57th book in the Nancy Drew Mystery Series

The Triple Hoax is the 57th book in the Nancy Drew Mystery Stories. It was the first paperback Nancy Drew produced by Simon & Schuster under the Wanderer imprint in 1979, and was ghostwritten by Harriet Stratemeyer. It was later republished again in both Wanderer and Minstrel imprints, each time with a new cover. In 2005, Grosset & Dunlap reprinted it in the yellow hardback "glossy flashlight" format. The original edition contained six internal illustrations by Ruth Sanderson. These illustrations were removed in the two subsequent printings, but kept in the glossy printing.

==Plot summary==

In The Triple Hoax, Nancy, her Aunt Eloise, Bess, and George begin by going to New York to help a friend. There they see a performance by the Hoaxters, a group of magicians. These magicians take handbags and wallets from people in the audience – they do return them, but Nancy feels suspicious.

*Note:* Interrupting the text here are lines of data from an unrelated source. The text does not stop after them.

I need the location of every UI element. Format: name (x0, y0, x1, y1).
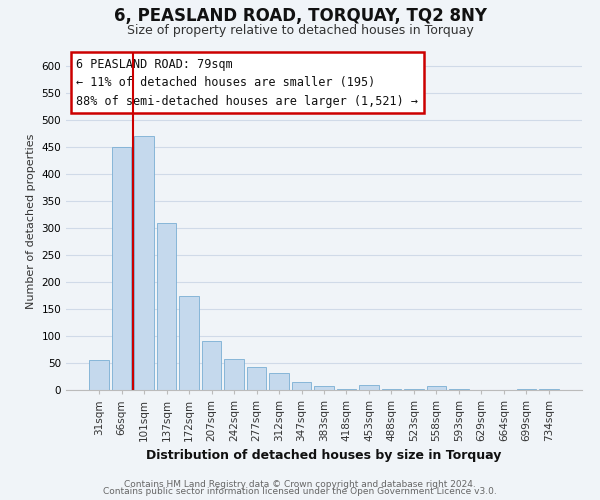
Bar (134, 136, 154, 390)
Text: Contains public sector information licensed under the Open Government Licence v3: Contains public sector information licen… (103, 487, 497, 496)
Bar (89, 360, 109, 390)
Y-axis label: Number of detached properties: Number of detached properties (26, 134, 36, 309)
Text: Size of property relative to detached houses in Torquay: Size of property relative to detached ho… (127, 24, 473, 37)
X-axis label: Distribution of detached houses by size in Torquay: Distribution of detached houses by size … (146, 450, 502, 462)
Bar (517, 389, 536, 390)
Bar (359, 385, 379, 390)
Bar (247, 368, 266, 390)
Bar (179, 296, 199, 390)
Bar (112, 147, 131, 390)
Bar (269, 372, 289, 390)
Bar (157, 222, 176, 390)
Text: Contains HM Land Registry data © Crown copyright and database right 2024.: Contains HM Land Registry data © Crown c… (124, 480, 476, 489)
Bar (224, 358, 244, 390)
Text: 6 PEASLAND ROAD: 79sqm
← 11% of detached houses are smaller (195)
88% of semi-de: 6 PEASLAND ROAD: 79sqm ← 11% of detached… (76, 58, 418, 108)
Bar (382, 389, 401, 390)
Bar (427, 386, 446, 390)
Bar (314, 386, 334, 390)
Bar (292, 382, 311, 390)
Bar (202, 342, 221, 390)
Text: 6, PEASLAND ROAD, TORQUAY, TQ2 8NY: 6, PEASLAND ROAD, TORQUAY, TQ2 8NY (113, 8, 487, 26)
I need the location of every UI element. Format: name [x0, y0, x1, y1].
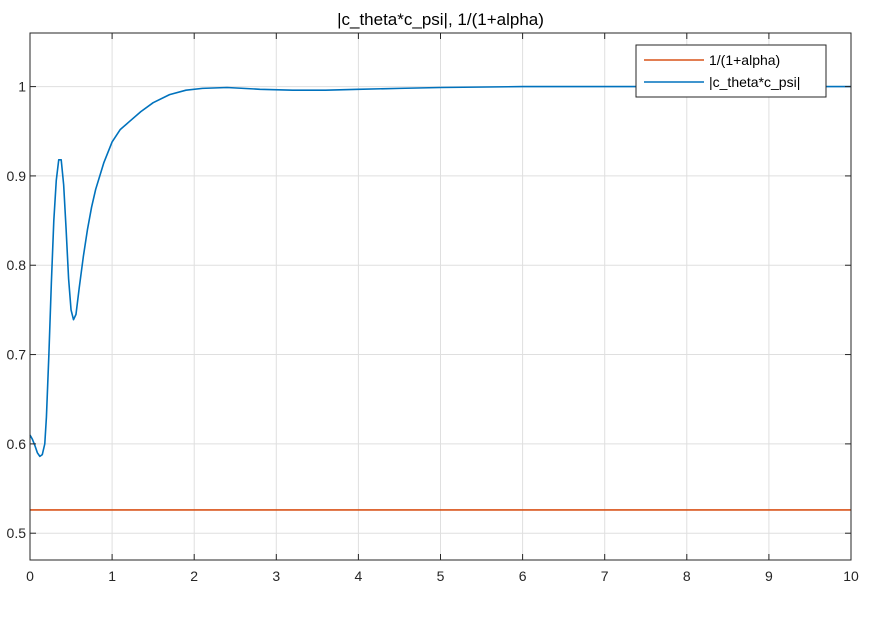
y-tick-label: 1	[18, 79, 26, 95]
chart-title: |c_theta*c_psi|, 1/(1+alpha)	[337, 10, 544, 29]
x-tick-label: 10	[843, 568, 859, 584]
y-tick-label: 0.7	[7, 347, 27, 363]
x-tick-label: 3	[272, 568, 280, 584]
y-tick-label: 0.8	[7, 257, 27, 273]
y-tick-label: 0.6	[7, 436, 27, 452]
x-tick-label: 5	[437, 568, 445, 584]
series-lines	[29, 85, 851, 511]
x-tick-label: 8	[683, 568, 691, 584]
y-tick-label: 0.9	[7, 168, 27, 184]
axis-ticks: 0 1 2 3 4 5 6 7 8 9 10 0.5 0.6 0.7 0.8 0.9 1	[7, 33, 859, 584]
legend: 1/(1+alpha) |c_theta*c_psi|	[635, 44, 827, 98]
x-tick-label: 2	[190, 568, 198, 584]
legend-box	[635, 44, 827, 98]
legend-entry-label: 1/(1+alpha)	[709, 52, 780, 68]
x-tick-label: 4	[355, 568, 363, 584]
y-tick-label: 0.5	[7, 525, 27, 541]
series-line-1	[29, 85, 851, 458]
x-tick-label: 9	[765, 568, 773, 584]
x-tick-label: 7	[601, 568, 609, 584]
legend-entry-label: |c_theta*c_psi|	[709, 74, 800, 90]
x-tick-label: 6	[519, 568, 527, 584]
x-tick-label: 1	[108, 568, 116, 584]
x-tick-label: 0	[26, 568, 34, 584]
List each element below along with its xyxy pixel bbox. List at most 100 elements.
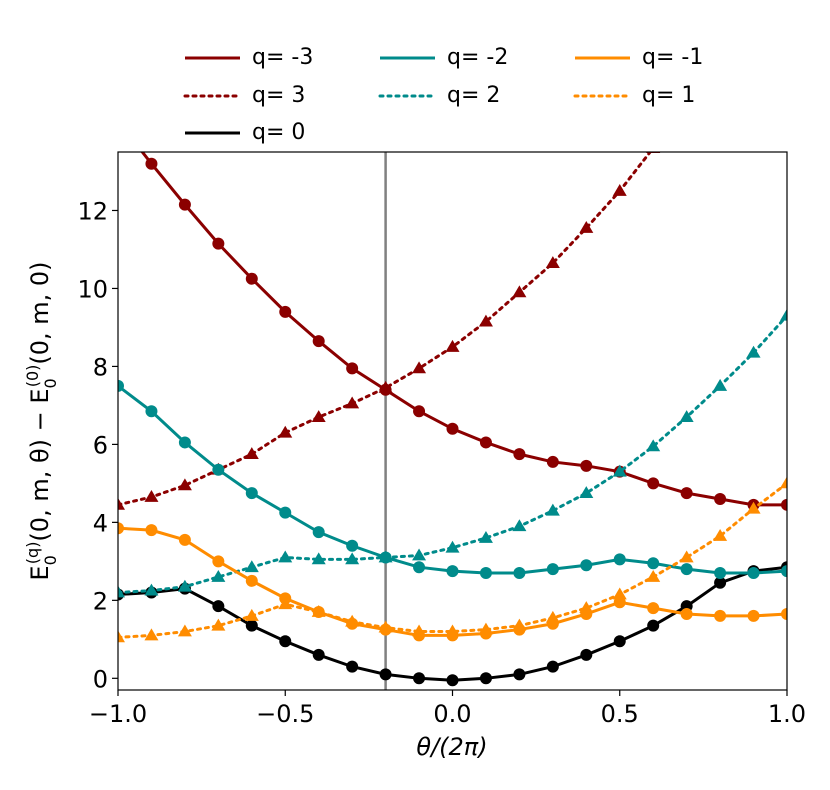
data-point bbox=[546, 563, 559, 576]
data-point bbox=[579, 221, 594, 233]
data-point bbox=[445, 624, 460, 637]
data-point bbox=[178, 436, 191, 449]
y-axis-label: E0(q)(0, m, θ) − E0(0)(0, m, 0) bbox=[23, 261, 60, 580]
y-axis-label-part: 0 bbox=[41, 378, 60, 388]
data-point bbox=[680, 607, 693, 620]
y-axis-label-part: 0 bbox=[41, 555, 60, 565]
series-line bbox=[140, 152, 787, 507]
data-point bbox=[580, 648, 593, 661]
data-point bbox=[478, 314, 493, 327]
data-point bbox=[714, 609, 727, 622]
data-point bbox=[378, 550, 393, 563]
data-point bbox=[311, 605, 326, 617]
data-point bbox=[144, 490, 159, 502]
data-point bbox=[378, 380, 393, 393]
data-point bbox=[512, 519, 527, 532]
data-point bbox=[412, 361, 427, 374]
data-point bbox=[780, 308, 787, 321]
data-point bbox=[781, 565, 787, 578]
data-point bbox=[446, 565, 459, 578]
plot-area bbox=[112, 5, 787, 690]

Nancy and her friends follow leads to Mexico City, where Nancy is asked to find a child that has gone missing, and then to Los Angeles, where Nancy and her friends are threatened by the Hoaxters to try to scare them off the case.

==Book covers==
The Triple Hoax features different versions of the cover art including the following three:

The first cover was by Ruth Sanderson in 1979, and features model Lisa (Kauffman) Tharp. The next cover was by Garin Baker in 1986, and the last was by Linda Thomas in 1989. The Sanderson art was used for the first eight Wanderer printings and the Scholastic printing, the Baker art was used for the ninth Wanderer printing, and the Thomas art was used for two Minstrel printings.